Ellipses: Ellipses are commonly misused to show emphasis or to create a mental or verbal pause. However, they should be used ONLY to show omissions or gaps within a quoted passage. The exact form of an ellipses depends upon where it occurs in the quoted passage.
When an ellipses occurs inside a quoted sentence, it consists of THREE periods with a space before each and a space after the last. Example: "When in the course of human events, it becomes necessary to one people to dissolve the political bands which have commented them with another, . . . a decent respect to the opinions of mankind requires that they should declare the causes which impel them to the separation."
When an ellipses occurs at the END of a quoted sentence, it consists of FOUR periods, with no space before the first or after the last. The fourth period is the period of the sentence. Example: "We hold these truths to be self-evident. . . ."
If a parenthetical reference follows the ellipses at the end of a sentence, use three periods with a space before each, and place the sentence period after the final parenthesis. Example: "He has refused his assent to laws the most wholesome and necessary . . . " (Jefferson 342).
Dashes and Hyphens: The specifics rules for dashes and hyphens can be complicated, but there is one simple rule that students should never need a handbook to remember: dashes must look different than hyphens. Generally, a hyphen is used to connect two usually separated words or to break a word into syllables to stay within proper page margins. In these cases, a hyphen is made by using a line one character long. Example: "self-evident." A dash is used to show a sharper break in the continuity of a sentence than a comma might provide. In this case, a dash is made by placing two hyphens together. Example: "This pain chilled her--a cold, steady kind of surface pain."

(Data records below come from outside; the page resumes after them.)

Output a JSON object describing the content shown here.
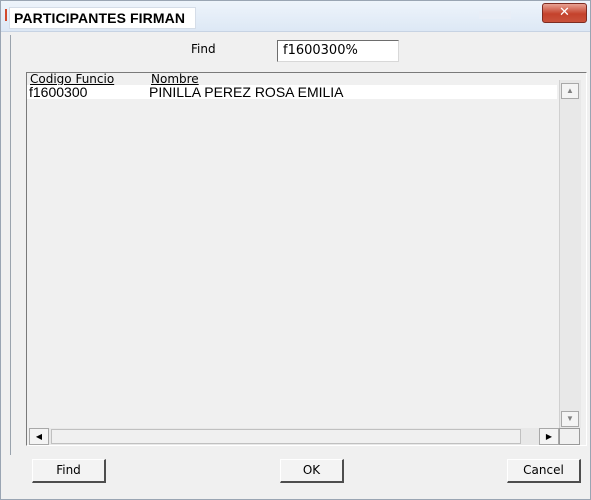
{
  "window": {
    "title": "PARTICIPANTES FIRMAN",
    "close_glyph": "✕"
  },
  "search": {
    "label": "Find",
    "value": "f1600300%"
  },
  "grid": {
    "columns": [
      "Codigo Funcio",
      "Nombre"
    ],
    "rows": [
      [
        "f1600300",
        "PINILLA PEREZ ROSA EMILIA"
      ]
    ]
  },
  "scrollbar": {
    "up_glyph": "▲",
    "down_glyph": "▼",
    "left_glyph": "◀",
    "right_glyph": "▶"
  },
  "buttons": {
    "find": "Find",
    "ok": "OK",
    "cancel": "Cancel"
  },
  "colors": {
    "window_bg": "#f0f0f0",
    "close_button": "#c4422c",
    "title_accent": "#d24a2d"
  }
}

Colons (:) Semicolons (;): These two are often confused, but they have specific uses. COLONS are generally used in two cases. First, colons serve to introduce a list, an elaboration of what was just stated, or the formal expression of a rule or principle. Example: "Students frequently misuse two forms of punctuation: colons and semicolons." Second, colons should be used to introduce a quotation independent from the structure of the main sentence. Example: "In describing his emotions, Douglass turns to the language of religion: 'It was a glorious resurrection, from the tomb of slavery, to the heaven of freedom."'
SEMICOLONS are generally used in only two cases. First, they serve to link together two independent clauses without a conjunction. Example: "Poetry is not a turning loose of emotion, but an escape from emotion; it is not the expression of personality, but an escape from personality." Second, semicolons are used between items in a series when the items contain commas. Example: "The leaders present were Roosevelt, the United States President; Churchill, the British Prime Minister; and Stalin, the head of the Soviet Union."

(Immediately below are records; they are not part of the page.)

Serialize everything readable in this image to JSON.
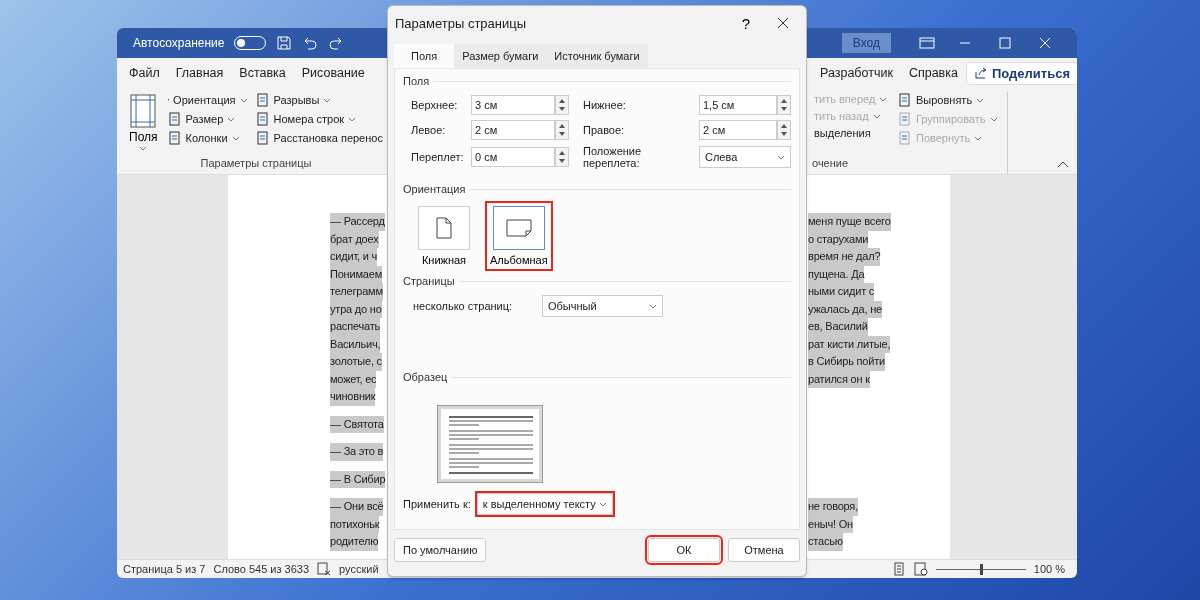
{
  "titlebar": {
    "autosave_label": "Автосохранение",
    "autosave_on": false,
    "signin": "Вход"
  },
  "menu_tabs_left": [
    "Файл",
    "Главная",
    "Вставка",
    "Рисование"
  ],
  "menu_tabs_right": [
    "Разработчик",
    "Справка"
  ],
  "share_button": "Поделиться",
  "ribbon_left": {
    "big_button": "Поля",
    "column_1": [
      {
        "label": "Ориентация"
      },
      {
        "label": "Размер"
      },
      {
        "label": "Колонки"
      }
    ],
    "column_2": [
      {
        "label": "Разрывы"
      },
      {
        "label": "Номера строк"
      },
      {
        "label": "Расстановка перенос"
      }
    ],
    "group_label": "Параметры страницы"
  },
  "ribbon_right": {
    "column_1": [
      {
        "label": "тить вперед",
        "disabled": true
      },
      {
        "label": "тить назад",
        "disabled": true
      },
      {
        "label": "выделения",
        "disabled": false
      }
    ],
    "column_2": [
      {
        "label": "Выровнять",
        "disabled": false
      },
      {
        "label": "Группировать",
        "disabled": true
      },
      {
        "label": "Повернуть",
        "disabled": true
      }
    ],
    "group_label": "очение"
  },
  "document": [
    {
      "lines": [
        {
          "left": "— Рассерд",
          "right": "меня пуще всего"
        },
        {
          "left": "брат доех",
          "right": "о старухами"
        },
        {
          "left": "сидит, и ч",
          "right": "время не дал?"
        },
        {
          "left": "Понимаем",
          "right": "пущена. Да"
        },
        {
          "left": "телеграмм",
          "right": "ными сидит с"
        },
        {
          "left": "утра до но",
          "right": "ужалась да, не"
        },
        {
          "left": "распечать",
          "right": "ев, Василий"
        },
        {
          "left": "Васильич,",
          "right": "рат кисти литые,"
        },
        {
          "left": "золотые, с",
          "right": "в Сибирь пойти"
        },
        {
          "left": "может, ес",
          "right": "ратился он к"
        },
        {
          "left": "чиновник"
        }
      ]
    },
    {
      "lines": [
        {
          "left": "— Святота"
        }
      ]
    },
    {
      "lines": [
        {
          "left": "— За это в"
        }
      ]
    },
    {
      "lines": [
        {
          "left": "— В Сибир"
        }
      ]
    },
    {
      "lines": [
        {
          "left": "— Они всё",
          "right": "не говоря,"
        },
        {
          "left": "потихоньк",
          "right": "еныч! Он"
        },
        {
          "left": "родителю",
          "right": "стасью"
        }
      ]
    }
  ],
  "status_bar": {
    "page": "Страница 5 из 7",
    "words": "Слово 545 из 3633",
    "language": "русский",
    "zoom": "100 %",
    "zoom_slider": {
      "level": 0.5
    }
  },
  "dialog": {
    "title": "Параметры страницы",
    "help": "?",
    "tabs": [
      {
        "label": "Поля",
        "selected": true
      },
      {
        "label": "Размер бумаги",
        "selected": false
      },
      {
        "label": "Источник бумаги",
        "selected": false
      }
    ],
    "margins_heading": "Поля",
    "margins_left": [
      {
        "label": "Верхнее:",
        "value": "3 см"
      },
      {
        "label": "Левое:",
        "value": "2 см"
      },
      {
        "label": "Переплет:",
        "value": "0 см"
      }
    ],
    "margins_right": [
      {
        "label": "Нижнее:",
        "value": "1,5 см"
      },
      {
        "label": "Правое:",
        "value": "2 см"
      }
    ],
    "gutter_position": {
      "label": "Положение переплета:",
      "value": "Слева"
    },
    "orientation_heading": "Ориентация",
    "orientations": [
      {
        "label": "Книжная",
        "kind": "portrait",
        "selected": false,
        "highlighted": false
      },
      {
        "label": "Альбомная",
        "kind": "landscape",
        "selected": true,
        "highlighted": true
      }
    ],
    "pages_heading": "Страницы",
    "multiple_pages": {
      "label": "несколько страниц:",
      "value": "Обычный"
    },
    "preview_heading": "Образец",
    "apply_to": {
      "label": "Применить к:",
      "value": "к выделенному тексту",
      "highlighted": true
    },
    "default_button": "По умолчанию",
    "ok_button": {
      "label": "ОК",
      "highlighted": true
    },
    "cancel_button": "Отмена"
  }
}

You: Forms of the second-person pronoun should be used sparingly in your writing. Too often students use it as a substitute for a first-person or third-person pronoun, but it should be used only to refer to the specific reader of a text. (Example: Don't write, "You can tell that Huck reaches his limit when he refuses to describe the floating bodies." Instead, write either "Huck reaches his limit when he refuses to describe the floating bodies" or "I can tell that Huck reaches his limit when he refuses to describe the floating bodies.")

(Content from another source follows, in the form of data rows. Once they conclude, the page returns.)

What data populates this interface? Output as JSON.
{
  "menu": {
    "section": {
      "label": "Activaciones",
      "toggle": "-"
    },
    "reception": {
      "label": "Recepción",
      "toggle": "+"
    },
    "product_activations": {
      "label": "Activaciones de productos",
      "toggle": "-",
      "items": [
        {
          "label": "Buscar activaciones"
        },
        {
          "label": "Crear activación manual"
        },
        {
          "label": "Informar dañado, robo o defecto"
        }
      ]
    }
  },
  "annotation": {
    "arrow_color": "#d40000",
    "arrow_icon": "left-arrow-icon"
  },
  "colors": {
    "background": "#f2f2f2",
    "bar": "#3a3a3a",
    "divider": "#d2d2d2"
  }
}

Sexist Language: From habit, many writers tend to refer to non-gender specific people using gender-specific pronouns. Example: A promise is only as good as the man who makes it. The best rules for avoiding such problems are:
--use language that is as accurate as possible. Example: A promise is only as good as the person who makes it.
--use plural forms. Example: Promises are only as good as the people who make them.
--use pronoun options. Example: A promises is only as good as the man or woman who makes it.